Speaking to SI.com's Peter King, Rodgers admitted he felt sorry for Manziel.
"I feel bad for Johnny Manziel. I mean, he's made some decisions … I just think, he's a 20-year-old kid, and I wish he could just live like a 20-year-old."
Though Rodgers didn't give an opinion on whether it is wrong or right that Manziel allegedly took money for autographs or his opinions on the NCAA, he did speak about the general scrutiny that has followed Manziel over the past year.
"Ten years ago, when I was in college, nobody was following anyone around," he said. "I could walk around campus [at Cal] and no one knew who I was. No Twitter. Facebook was just starting. I didn't even know what my Berkeley.edu address was. I couldn't get a Facebook page. So that's how things have changed. I don't do Instagram. I don't want people to know where I am."
Rodgers also revealed that he sympathized with Manziel from his own personal experiences as one of the NFL's most recognized players. He touched on the scrutiny he faces just walking down the street.
"I love our game, but to me, there's too much access," he continued. "It's way over the top. From the camera in the locker room, from the center being miked, to all the attention … Everybody's watching. Everybody's listening. And social media: If I'm out, more than likely, there's going to be a camera on me, and a picture or video's going to show up somewhere."
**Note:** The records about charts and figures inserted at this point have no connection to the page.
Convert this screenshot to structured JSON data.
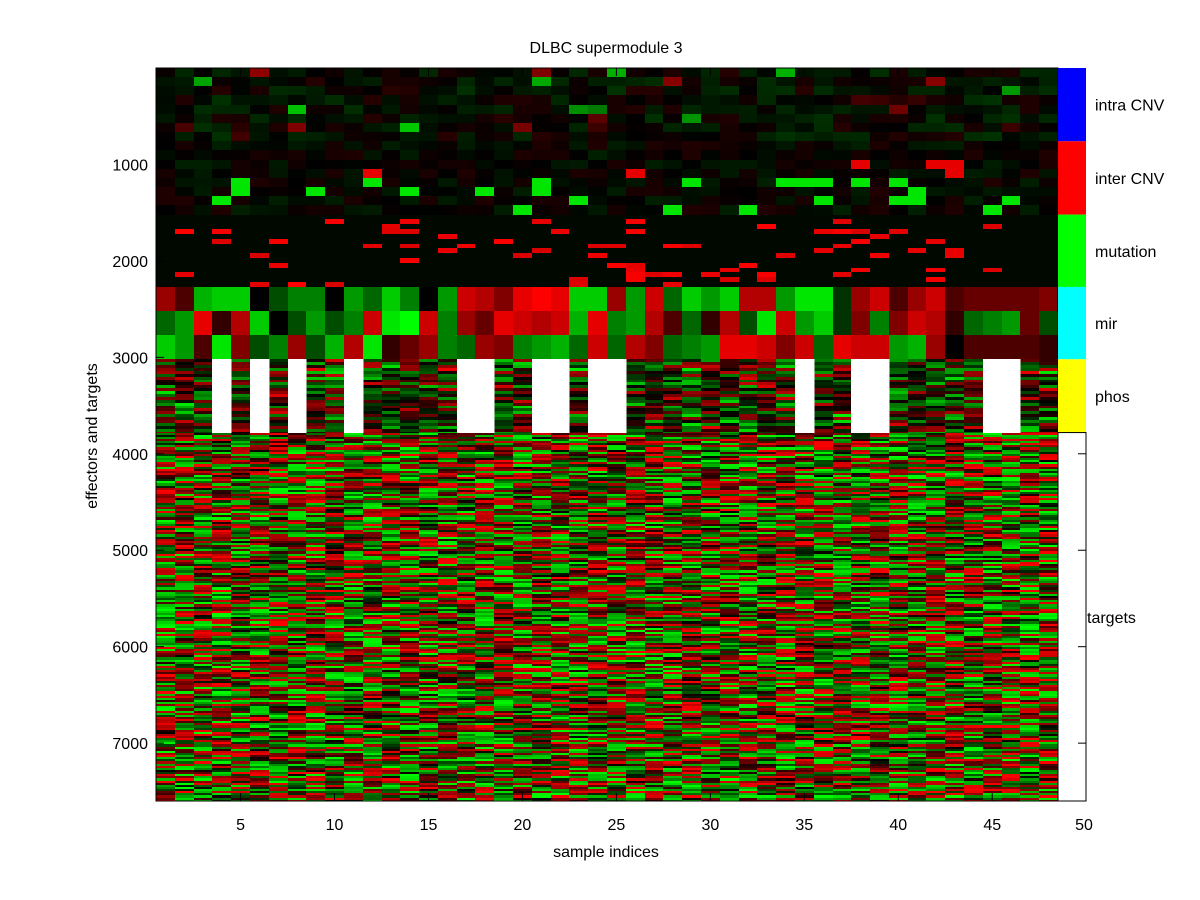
{
  "chart_data": {
    "type": "heatmap",
    "title": "DLBC supermodule 3",
    "xlabel": "sample indices",
    "ylabel": "effectors and targets",
    "x_ticks": [
      5,
      10,
      15,
      20,
      25,
      30,
      35,
      40,
      45,
      50
    ],
    "y_ticks": [
      1000,
      2000,
      3000,
      4000,
      5000,
      6000,
      7000
    ],
    "xlim": [
      0.5,
      48.5
    ],
    "ylim": [
      0,
      7600
    ],
    "y_reversed": true,
    "n_samples": 48,
    "colormap": {
      "negative": "#00ff00",
      "zero": "#000000",
      "positive": "#ff0000"
    },
    "missing_color": "#ffffff",
    "categories": [
      {
        "label": "intra CNV",
        "color": "#0000ff",
        "y_start": 0,
        "y_end": 760
      },
      {
        "label": "inter CNV",
        "color": "#ff0000",
        "y_start": 760,
        "y_end": 1520
      },
      {
        "label": "mutation",
        "color": "#00ff00",
        "y_start": 1520,
        "y_end": 2270
      },
      {
        "label": "mir",
        "color": "#00ffff",
        "y_start": 2270,
        "y_end": 3020
      },
      {
        "label": "phos",
        "color": "#ffff00",
        "y_start": 3020,
        "y_end": 3780
      },
      {
        "label": "targets",
        "color": "#ffffff",
        "y_start": 3780,
        "y_end": 7600
      }
    ],
    "sidebar_ticks": [
      4000,
      5000,
      6000,
      7000,
      7600
    ],
    "phos_missing_samples": [
      4,
      6,
      8,
      11,
      17,
      18,
      21,
      22,
      24,
      25,
      35,
      38,
      39,
      45,
      46
    ],
    "mir_rows_y": [
      2270,
      2520,
      2770,
      3020
    ],
    "mir_values": [
      [
        0.6,
        0.3,
        -0.7,
        -0.8,
        -0.8,
        0.0,
        -0.3,
        -0.5,
        -0.5,
        0.0,
        -0.6,
        -0.4,
        -0.8,
        -0.5,
        0.0,
        -0.6,
        0.8,
        0.7,
        0.5,
        0.9,
        1.0,
        0.9,
        -0.8,
        -0.8,
        0.6,
        -0.6,
        0.8,
        -0.4,
        -0.8,
        -0.6,
        -0.8,
        0.7,
        0.7,
        -0.6,
        -0.9,
        -0.9,
        -0.2,
        0.6,
        0.8,
        0.3,
        0.6,
        0.8,
        0.3,
        0.4,
        0.4,
        0.4,
        0.4,
        0.5
      ],
      [
        -0.4,
        -0.6,
        0.9,
        0.2,
        0.7,
        -0.8,
        0.0,
        -0.3,
        -0.6,
        -0.3,
        -0.5,
        0.8,
        -0.9,
        -1.0,
        0.8,
        -0.5,
        0.6,
        0.4,
        0.9,
        0.8,
        0.7,
        0.8,
        -0.7,
        0.9,
        -0.5,
        -0.6,
        0.7,
        0.3,
        -0.4,
        0.2,
        0.7,
        -0.3,
        -0.9,
        0.8,
        -0.6,
        -0.8,
        -0.2,
        0.5,
        -0.5,
        0.5,
        0.8,
        0.7,
        0.2,
        -0.4,
        -0.5,
        -0.6,
        0.4,
        -0.3
      ],
      [
        -0.8,
        -0.6,
        0.3,
        -0.9,
        0.5,
        -0.3,
        -0.5,
        0.6,
        -0.3,
        -0.7,
        0.7,
        -0.9,
        0.2,
        0.4,
        0.6,
        -0.5,
        -0.4,
        0.6,
        0.5,
        -0.5,
        -0.6,
        -0.7,
        -0.4,
        0.8,
        -0.4,
        0.7,
        0.5,
        -0.4,
        -0.5,
        -0.6,
        0.9,
        0.9,
        0.8,
        0.5,
        0.8,
        -0.4,
        0.9,
        0.8,
        0.8,
        -0.6,
        -0.7,
        0.6,
        0.0,
        0.3,
        0.3,
        0.3,
        0.3,
        0.2
      ]
    ]
  }
}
Rodgers joined the ranks of NFL stars speaking out on the autograph saga. Minnesota Vikings running back Adrian Peterson went on record that amateur athletes should be able to profit from their own name. And although Dallas Cowboys wide receiver Dez Bryant blasted the NCAA's handling of these type of situations, he said he didn't want Manziel to get suspended but would be "mad" if Manziel wasn't punished due to his own suspension at the end of his collegiate career.